Motorola Launches Wi-Fi Only Windows Phone
It looks like a Windows Mobile phone, but it’s got no cellular. Motorola thinks this could save money for your corridor warriors
Motorola has launched a set of Windows Mobile phones in Europe, that don’t have cellular access. They are Wi-Fi only devices intended for “corridor warriors” who work on campus.
Voice over Wi-Fi is often proposed as a way to reduce the bills of staff who use their mobile phones while on-site, but away from their desks. Vendors such as Agito and DiVitas usually offer dual-mode devices – smartphones with Wi-Fi that operate indoors and outdoors.
The TEAM devices (Total Enterprise Access and Mobility) are different from that: they look and feel like chunky (150g) mobile phones, but they are actually Wi-Fi only handsets, designed to act as a replacement to corporate PBX extensions. “This is the first Wi-Fi only Windows Mobile 6.1 platform,” said Michael Womeldorph, director of product marketing at Motorola. “It looks like an extension on the PBX, but it is actually a SIP-integrated phone, and it can run applications, email and Internet browsing.”

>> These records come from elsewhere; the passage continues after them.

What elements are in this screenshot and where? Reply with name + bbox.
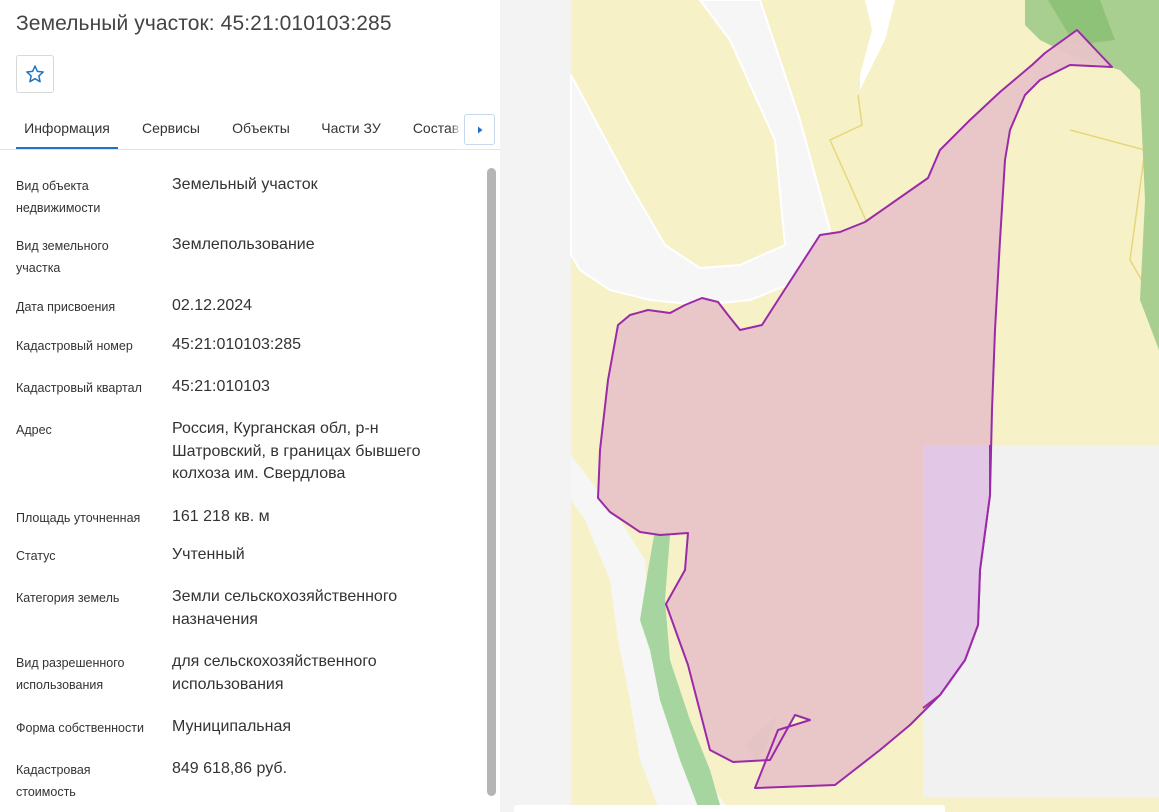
info-label: Адрес xyxy=(16,423,52,437)
info-value: Россия, Курганская обл, р-н Шатровский, … xyxy=(172,420,421,482)
info-label: Площадь уточненная xyxy=(16,511,141,525)
info-value: Землепользование xyxy=(172,236,315,253)
info-value: 45:21:010103 xyxy=(172,378,270,395)
info-label: Вид разрешенного использования xyxy=(16,656,125,692)
info-value: Учтенный xyxy=(172,546,245,563)
favorite-button[interactable] xyxy=(16,55,54,93)
info-label: Кадастровый номер xyxy=(16,339,133,353)
map-canvas[interactable] xyxy=(500,0,1159,812)
info-value: 02.12.2024 xyxy=(172,297,253,314)
info-label: Статус xyxy=(16,549,56,563)
info-value: 161 218 кв. м xyxy=(172,508,270,525)
panel-scrollbar[interactable] xyxy=(487,168,496,796)
chevron-right-icon xyxy=(477,126,482,133)
star-outline-icon xyxy=(26,65,44,83)
info-panel: Земельный участок: 45:21:010103:285 Инфо… xyxy=(0,0,500,812)
info-label: Дата присвоения xyxy=(16,300,116,314)
info-value: Земли сельскохозяйственного назначения xyxy=(172,588,398,628)
tab-information[interactable]: Информация xyxy=(16,111,118,149)
info-label: Вид земельного участка xyxy=(16,239,109,275)
tab-scroll-right-button[interactable] xyxy=(464,114,495,145)
info-value: 849 618,86 руб. xyxy=(172,760,288,777)
tab-composition[interactable]: Состав xyxy=(406,111,466,149)
info-label: Кадастровый квартал xyxy=(16,381,142,395)
cadastral-map[interactable] xyxy=(500,0,1159,812)
info-value: Муниципальная xyxy=(172,718,292,735)
info-label: Категория земель xyxy=(16,591,120,605)
map-bottom-toolbar xyxy=(514,805,945,812)
info-value: 45:21:010103:285 xyxy=(172,336,302,353)
info-value: Земельный участок xyxy=(172,176,318,193)
page-title: Земельный участок: 45:21:010103:285 xyxy=(16,12,392,35)
info-label: Кадастровая стоимость xyxy=(16,763,91,799)
info-value: для сельскохозяйственного использования xyxy=(172,653,377,693)
info-label: Вид объекта недвижимости xyxy=(16,179,101,215)
tab-parcel-parts[interactable]: Части ЗУ xyxy=(316,111,386,149)
info-label: Форма собственности xyxy=(16,721,144,735)
tab-objects[interactable]: Объекты xyxy=(226,111,296,149)
tab-services[interactable]: Сервисы xyxy=(136,111,206,149)
tab-bar: Информация Сервисы Объекты Части ЗУ Сост… xyxy=(0,111,500,150)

The phone also does “push-to-talk” using Motorola’s iDEN engine, a walkie-talkie function much better known in the US than in Europe, and which can be integrated with existing two-way radios, said Womeldorph.
The phones are intended for companies such as retailers and warehouse businesses, that have good wireless LANs and plenty of mobile staff working on campus. Despite the growth of dual-mode phones, Infonetics Research has predicted that the number of single-mode WiFi phones used by enterprises in EMEA will continue to grow at a rate of 28.2 percent up till 2013
The phones are the first marriage of Motorola’s cellphone business and its enterprise mobility division (formerly Symbol Systems), said Womeldorph. Previously the Trapeze technology has produced the MC series of ruggedised handhelds, but these have been PDAs rather than smartphones. Unlike DECT phones or earlier voice on Wi-Fi phones, they allow more applications, he said.
UK prices have not yet been announced, but the phones are expensive compared to subsidised dual-mode phones, costing US$699 or US$749 for a semi-rugged phone in the US $2999 for a server that supports up to 4500 devices. However, they do not tie the company into any cellular voice and data charges, and are robust enough to last for several years, said Womeldorph: “The operating cost on this is zero.”
The phones have 128M of RAM which can be expanded using a micro SD card, and have other normal phone features such as Bluetooth. Introduced to the US in 2008, there are apparently around 50 installation using the phones.